Re “a model is a … theory about how the enterprise or its context work”, yes, exactly – and a theory is a set of decisions about the nature of some ‘reality’. Hence I keep coming back to this point about a model-type acting as a guide for discussion, using the metamodel and notation as a frame to constrain the discussion, and then recording that discussion in the terms of that model-type. And since we choose the respective model-type, as a filter, that too is decision that needs to be made with some care.
“Is this epistemology or philosophy of social science?” Probably both, plus ontology, mythology, ethnography, anthropology and a whole lot more? 🙂 And yes, very happy to discuss, of course! 🙂
Myron: great summary – thanks also! 🙂
I’d agree you’re probably right about ‘aspect’ being more correct in this context than ‘perspective’ – a very useful distinction.

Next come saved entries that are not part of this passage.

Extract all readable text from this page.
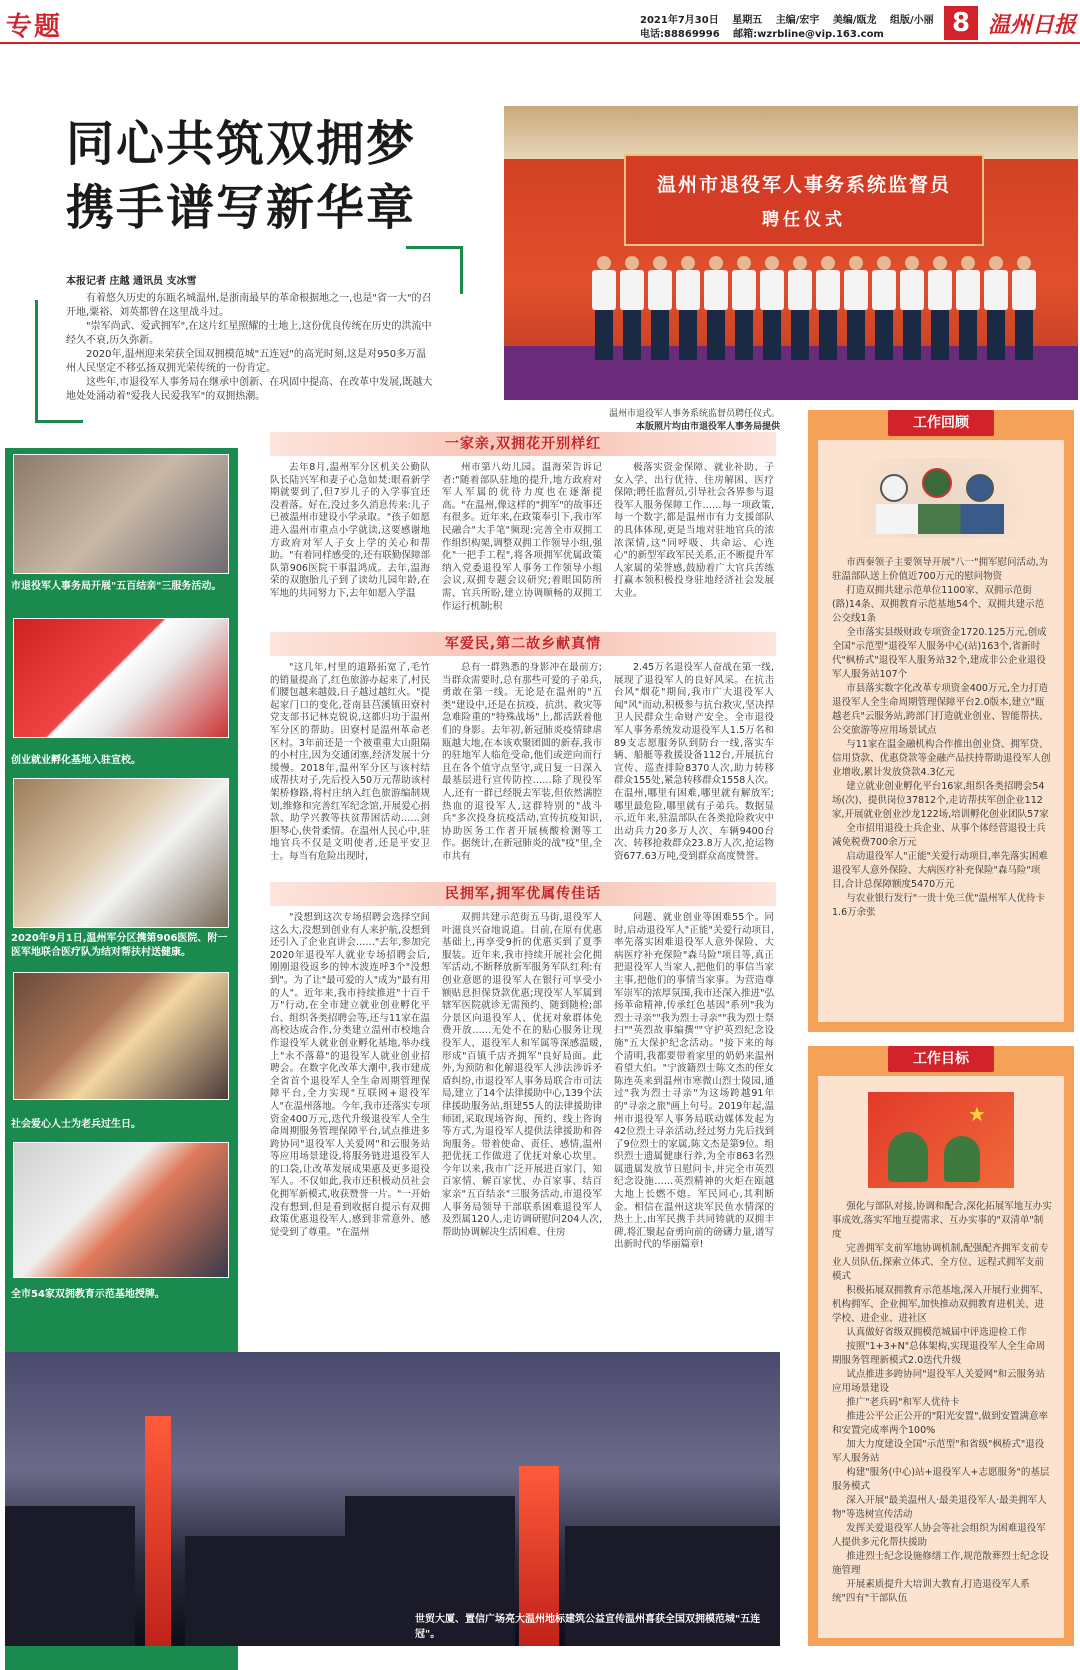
专题	2021年7月30日 星期五 主编/宏宇 美编/瓯龙 组版/小丽
电话:88869996 邮箱:wzrbline@vip.163.com	8 温州日报
同心共筑双拥梦
携手谱写新华章
本报记者 庄越 通讯员 支冰雪

有着悠久历史的东瓯名城温州,是浙南最早的革命根据地之一,也是"省一大"的召开地,粟裕、刘英都曾在这里战斗过。

"崇军尚武、爱武拥军",在这片红星照耀的土地上,这份优良传统在历史的洪流中经久不衰,历久弥新。

2020年,温州迎来荣获全国双拥模范城"五连冠"的高光时刻,这是对950多万温州人民坚定不移弘扬双拥光荣传统的一份肯定。

这些年,市退役军人事务局在继承中创新、在巩固中提高、在改革中发展,既越大地处处涌动着"爱我人民爱我军"的双拥热潮。

温州市退役军人事务系统监督员
聘任仪式
温州市退役军人事务系统监督员聘任仪式。
本版照片均由市退役军人事务局提供
市退役军人事务局开展"五百结亲"三服务活动。
创业就业孵化基地入驻宣校。
2020年9月1日,温州军分区携第906医院、附一医军地联合医疗队为结对帮扶村送健康。
社会爱心人士为老兵过生日。
全市54家双拥教育示范基地授牌。
一家亲,双拥花开别样红
去年8月,温州军分区机关公勤队队长陆兴军和妻子心急如焚:眼看新学期就要到了,但7岁儿子的入学事宜还没着落。好在,没过多久消息传来:儿子已被温州市建设小学录取。"孩子如愿进入温州市重点小学就读,这要感谢地方政府对军人子女上学的关心和帮助。"有着同样感受的,还有联勤保障部队第906医院干事温鸿成。去年,温海荣的双胞胎儿子到了读幼儿园年龄,在军地的共同努力下,去年如愿入学温
州市第八幼儿园。温海荣告诉记者:"随着部队驻地的提升,地方政府对军人军属的优待力度也在逐渐提高。"在温州,像这样的"拥军"的故事还有很多。近年来,在政策奉引下,我市军民融合"大手笔"频现:完善全市双拥工作组织构架,调整双拥工作领导小组,强化"一把手工程",将各项拥军优属政策纳入党委退役军人事务工作领导小组会议,双拥专题会议研究;着眼国防所需、官兵所盼,建立协调顺畅的双拥工作运行机制;积
极落实资金保障、就业补助、子女入学、出行优待、住房解困、医疗保障;聘任监督员,引导社会各界参与退役军人服务保障工作……每一项政策,每一个数字,都是温州市有力支援部队的具体体现,更是当地对驻地官兵的浓浓深情,这"同呼吸、共命运、心连心"的新型军政军民关系,正不断提升军人家属的荣誉感,鼓励着广大官兵苦练打赢本领积极投身驻地经济社会发展大业。
军爱民,第二故乡献真情
"这几年,村里的道路拓宽了,毛竹的销量提高了,红色旅游办起来了,村民们腰包越来越鼓,日子越过越红火。"提起家门口的变化,苍南县莒溪镇田寮村党支部书记林克锐说,这都归功于温州军分区的帮助。田寮村是温州革命老区村。3年前还是一个被重重大山阻隔的小村庄,因为交通闭塞,经济发展十分缓慢。2018年,温州军分区与该村结成帮扶对子,先后投入50万元帮助该村架桥修路,将村庄纳入红色旅游编制规划,维修和完善红军纪念馆,开展爱心捐款、助学兴教等扶贫帮困活动……剑胆琴心,侠骨柔情。在温州人民心中,驻地官兵不仅是文明使者,还是平安卫士。每当有危险出现时,
总有一群熟悉的身影冲在最前方;当群众需要时,总有那些可爱的子弟兵,勇敢在第一线。无论是在温州的"五类"建设中,还是在抗疫、抗洪、救灾等急难险重的"特殊战场"上,都活跃着他们的身影。去年初,新冠肺炎疫情肆虐瓯越大地,在本该欢聚团圆的新春,我市的驻地军人临危受命,他们或逆向而行且在各个值守点坚守,或日复一日深入最基层进行宣传防控……除了现役军人,还有一群已经脱去军装,但依然满腔热血的退役军人,这群特别的"战斗兵"多次投身抗疫活动,宣传抗疫知识,协助医务工作者开展核酸检测等工作。据统计,在新冠肺炎的战"疫"里,全市共有
2.45万名退役军人奋战在第一线,展现了退役军人的良好风采。在抗击台风"烟花"期间,我市广大退役军人闻"风"而动,积极参与抗台救灾,坚决捍卫人民群众生命财产安全。全市退役军人事务系统发动退役军人1.5万名和89支志愿服务队到防台一线,落实车辆、船艇等救援设备112台,开展抗台宣传、巡查排险8370人次,助力转移群众155处,紧急转移群众1558人次。在温州,哪里有困难,哪里就有解放军;哪里最危险,哪里就有子弟兵。数据显示,近年来,驻温部队在各类抢险救灾中出动兵力20多万人次、车辆9400台次、转移抢救群众23.8万人次,抢运物资677.63万吨,受到群众高度赞誉。
民拥军,拥军优属传佳话
"没想到这次专场招聘会选择空间这么大,没想到创业有人来护航,没想到还引入了企业直讲会……"去年,参加完2020年退役军人就业专场招聘会后,刚刚退役返乡的钟木波连呼3个"没想到"。为了让"最可爱的人"成为"最有用的人"。近年来,我市持续推进"十百千万"行动,在全市建立就业创业孵化平台、组织各类招聘会等,还与11家在温高校达成合作,分类建立温州市校地合作退役军人就业创业孵化基地,举办线上"永不落幕"的退役军人就业创业招聘会。在数字化改革大潮中,我市建成全省首个退役军人全生命周期管理保障平台,全力实现"互联网+退役军人"在温州落地。今年,我市还落实专项资金400万元,迭代升级退役军人全生命周期服务管理保障平台,试点推进多跨协同"退役军人关爱网"和云服务站等应用场景建设,将服务链进退役军人的口袋,让改革发展成果惠及更多退役军人。不仅如此,我市还积极动员社会化拥军新模式,收获赞誉一片。"一开始没有想到,但是看到收据自提示有双拥政策优惠退役军人,感到非常意外、感觉受到了尊重。"在温州
双拥共建示范街五马街,退役军人叶滋良兴奋地说道。目前,在原有优惠基础上,再享受9折的优惠买到了夏季服装。近年来,我市持续开展社会化拥军活动,不断释放新军服务军队红利:有创业意愿的退役军人在银行可享受小额贴息担保贷款优惠;现役军人军属到辖军医院就诊无需预约、随到随检;部分景区向退役军人、优抚对象群体免费开放……无处不在的贴心服务让现役军人、退役军人和军属等深感温暖,形成"百镇千店齐拥军"良好局面。此外,为预防和化解退役军人涉法涉诉矛盾纠纷,市退役军人事务局联合市司法局,建立了14个法律援助中心,139个法律援助服务站,组建55人的法律援助律师团,采取现场咨询、预约、线上咨询等方式,为退役军人提供法律援助和咨询服务。带着使命、责任、感情,温州把优抚工作做进了优抚对象心坎里。今年以来,我市广泛开展进百家门、知百家情、解百家忧、办百家事、结百家亲"五百结亲"三服务活动,市退役军人事务局领导干部联系困难退役军人及烈属120人,走访调研慰问204人次,帮助协调解决生活困难、住房
问题、就业创业等困难55个。同时,启动退役军人"正能"关爱行动项目,率先落实困难退役军人意外保险、大病医疗补充保险"森马险"项目等,真正把退役军人当家人,把他们的事信当家主事,把他们的事情当家事。为营造尊军崇军的浓厚氛围,我市还深入推进"弘扬革命精神,传承红色基因"系列"我为烈士寻亲""我为烈士寻亲""我为烈士祭扫""英烈故事编撰""守护英烈纪念设施"五大保护纪念活动。"接下来的每个清明,我都要带着家里的奶奶来温州看望大伯。"宁波籍烈士陈文杰的侄女陈连英来到温州市寒微山烈士陵园,通过"我为烈士寻亲"为这场跨越91年的"寻亲之旅"画上句号。2019年起,温州市退役军人事务局联动媒体发起为42位烈士寻亲活动,经过努力先后找到了9位烈士的家属,陈文杰是第9位。组织烈士遗属健康行养,为全市863名烈属遗属发放节日慰问卡,并完全市英烈纪念设施……英烈精神的火炬在瓯越大地上长燃不熄。军民同心,其利断金。相信在温州这块军民鱼水情深的热土上,由军民携手共同铸就的双拥丰碑,将汇聚起奋勇向前的磅礴力量,谱写出新时代的华丽篇章!
市西秦领子主要领导开展"八一"拥军慰问活动,为驻温部队送上价值近700万元的慰问物资
打造双拥共建示范单位1100家、双拥示范街(路)14条、双拥教育示范基地54个、双拥共建示范公交线1条
全市落实县级财政专项资金1720.125万元,创成全国"示范型"退役军人服务中心(站)163个,省新时代"枫桥式"退役军人服务站32个,建成非公企业退役军人服务站107个
市县落实数字化改革专项资金400万元,全力打造退役军人全生命周期管理保障平台2.0版本,建立"瓯越老兵"云服务站,跨部门打造就业创业、智能帮扶、公交旅游等应用场景试点
与11家在温金融机构合作推出创业贷、拥军贷、信用贷款、优惠贷款等金融产品扶持帮助退役军人创业增收,累计发放贷款4.3亿元
建立就业创业孵化平台16家,组织各类招聘会54场(次)、提供岗位37812个,走访帮扶军创企业112家,开展就业创业沙龙122场,培训孵化创业团队57家
全市招用退役士兵企业、从事个体经营退役士兵减免税费700余万元
启动退役军人"正能"关爱行动项目,率先落实困难退役军人意外保险、大病医疗补充保险"森马险"项目,合计总保障额度5470万元
与农业银行发行"一贵十免三优"温州军人优待卡1.6万余张
工作回顾
★
强化与部队对接,协调和配合,深化拓展军地互办实事成效,落实军地互提需求、互办实事的"双清单"制度
完善拥军支前军地协调机制,配强配齐拥军支前专业人员队伍,探索立体式、全方位、远程式拥军支前模式
积极拓展双拥教育示范基地,深入开展行业拥军、机构拥军、企业拥军,加快推动双拥教育进机关、进学校、进企业、进社区
认真做好省级双拥模范城届中评选迎检工作
按照"1+3+N"总体架构,实现退役军人全生命周期服务管理新模式2.0迭代升级
试点推进多跨协同"退役军人关爱网"和云服务站应用场景建设
推广"老兵码"和军人优待卡
推进公平公正公开的"阳光安置",做到安置满意率和安置完成率两个100%
加大力度建设全国"示范型"和省级"枫桥式"退役军人服务站
构建"服务(中心)站+退役军人+志愿服务"的基层服务模式
深入开展"最美温州人·最美退役军人·最美拥军人物"等选树宣传活动
发挥关爱退役军人协会等社会组织为困难退役军人提供多元化帮扶援助
推进烈士纪念设施修缮工作,规范散葬烈士纪念设施管理
开展素质提升大培训大教育,打造退役军人系统"四有"干部队伍
工作目标
世贸大厦、置信广场亮大温州地标建筑公益宣传温州喜获全国双拥模范城"五连冠"。
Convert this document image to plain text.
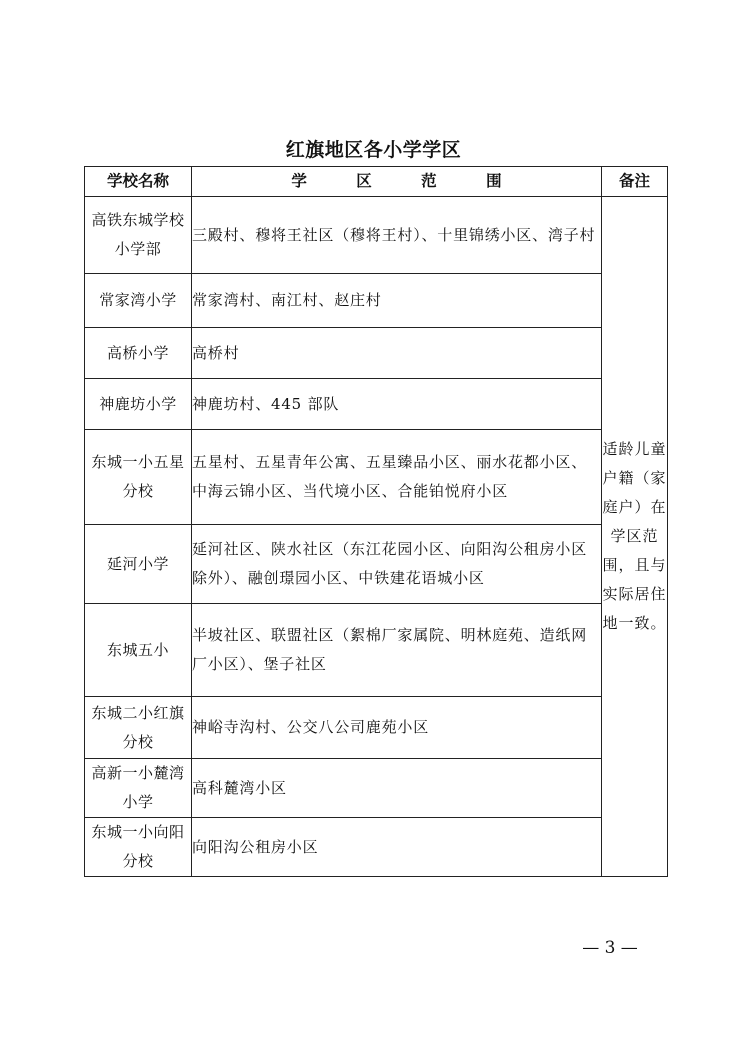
红旗地区各小学学区
学校名称	学 区 范 围	备注
高铁东城学校小学部	三殿村、穆将王社区（穆将王村）、十里锦绣小区、湾子村	适龄儿童户籍（家庭户）在学区范围，且与实际居住地一致。
常家湾小学	常家湾村、南江村、赵庄村	
高桥小学	高桥村	
神鹿坊小学	神鹿坊村、445 部队	
东城一小五星分校	五星村、五星青年公寓、五星臻品小区、丽水花都小区、中海云锦小区、当代境小区、合能铂悦府小区	
延河小学	延河社区、陕水社区（东江花园小区、向阳沟公租房小区除外）、融创璟园小区、中铁建花语城小区	
东城五小	半坡社区、联盟社区（絮棉厂家属院、明林庭苑、造纸网厂小区）、堡子社区	
东城二小红旗分校	神峪寺沟村、公交八公司鹿苑小区	
高新一小麓湾小学	高科麓湾小区	
东城一小向阳分校	向阳沟公租房小区	
— 3 —
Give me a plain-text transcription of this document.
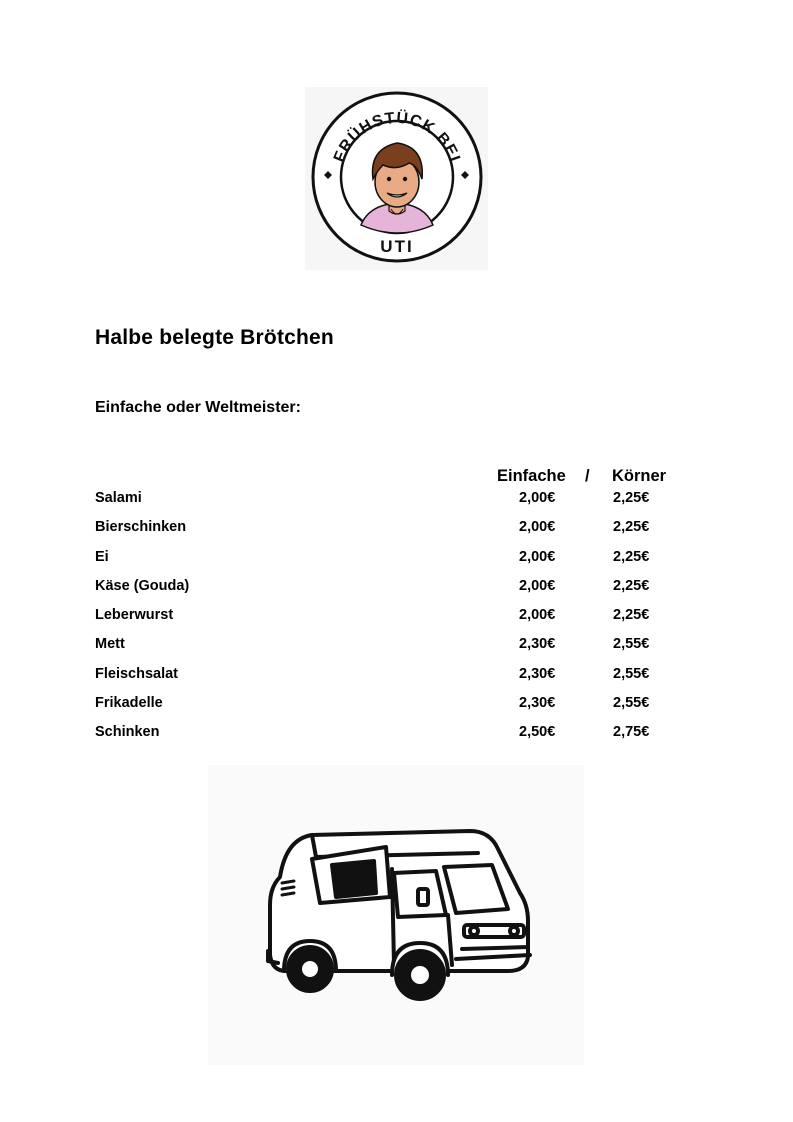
FRÜHSTÜCK BEI
UTI
Halbe belegte Brötchen
Einfache oder Weltmeister:
Einfache / Körner
Salami	2,00€	2,25€
Bierschinken	2,00€	2,25€
Ei	2,00€	2,25€
Käse (Gouda)	2,00€	2,25€
Leberwurst	2,00€	2,25€
Mett	2,30€	2,55€
Fleischsalat	2,30€	2,55€
Frikadelle	2,30€	2,55€
Schinken	2,50€	2,75€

“A model is only as good as the truth of the story leading to the model”: therein lies a very long discussion that we’d better postpone until later… 🙂 There’s a really fundamental dilemma here, sometimes referred to as Gooch’s Paradox: “things have not only to be seen to be believed, but also have to be believed to be seen”. One of the results of that is that, in most real-world contexts, ‘truth’ is both highly contextual and highly personal: hence one of de Bono’s ‘Laws of Thinking’, that “everyone is always right, but no-one is ever right” (i.e. ‘right’ from their own viewpoint, but never able to grasp the whole). So we choose a model-type and its underlying metamodel as a way to provide an agreed ‘frame of reference’, such that there is enough commonality to be able to build a description that can be agreed upon. The point is to remain always aware that that ‘frame of reference’ is never much more than an arbitrary choice, and that other choices are available which might well give us useful information. (For example, assessing US Army policy in terms of the Koran, the Talmud or the Dhammapada, as well as the more usual ‘Western’ perspectives.) Hence the real value of co-creation with as diverse a range of views as possible – including those of your ‘anti-clients’, in a business context. Interesting… 🙂
“The diagram of the Enterprise Vision is a rush – somehow I have missed it in my travels.” Not sure which diagram you mean, because vision was one aspect of a couple of the Enterprise Canvas models above. For more on vision itself, see the presentations ‘Vision, Role, Mission, Goal’ and ‘What is an Enterprise?’. For more on Enterprise Canvas, see the description-page for the book ‘Mapping the Enterprise’ on my Tetradian Books publishing-website: at present you can still download a PDF of the whole book from there, as well as a basic two-page reference-sheet on the model-type. Would love to see your comments on that, anyway.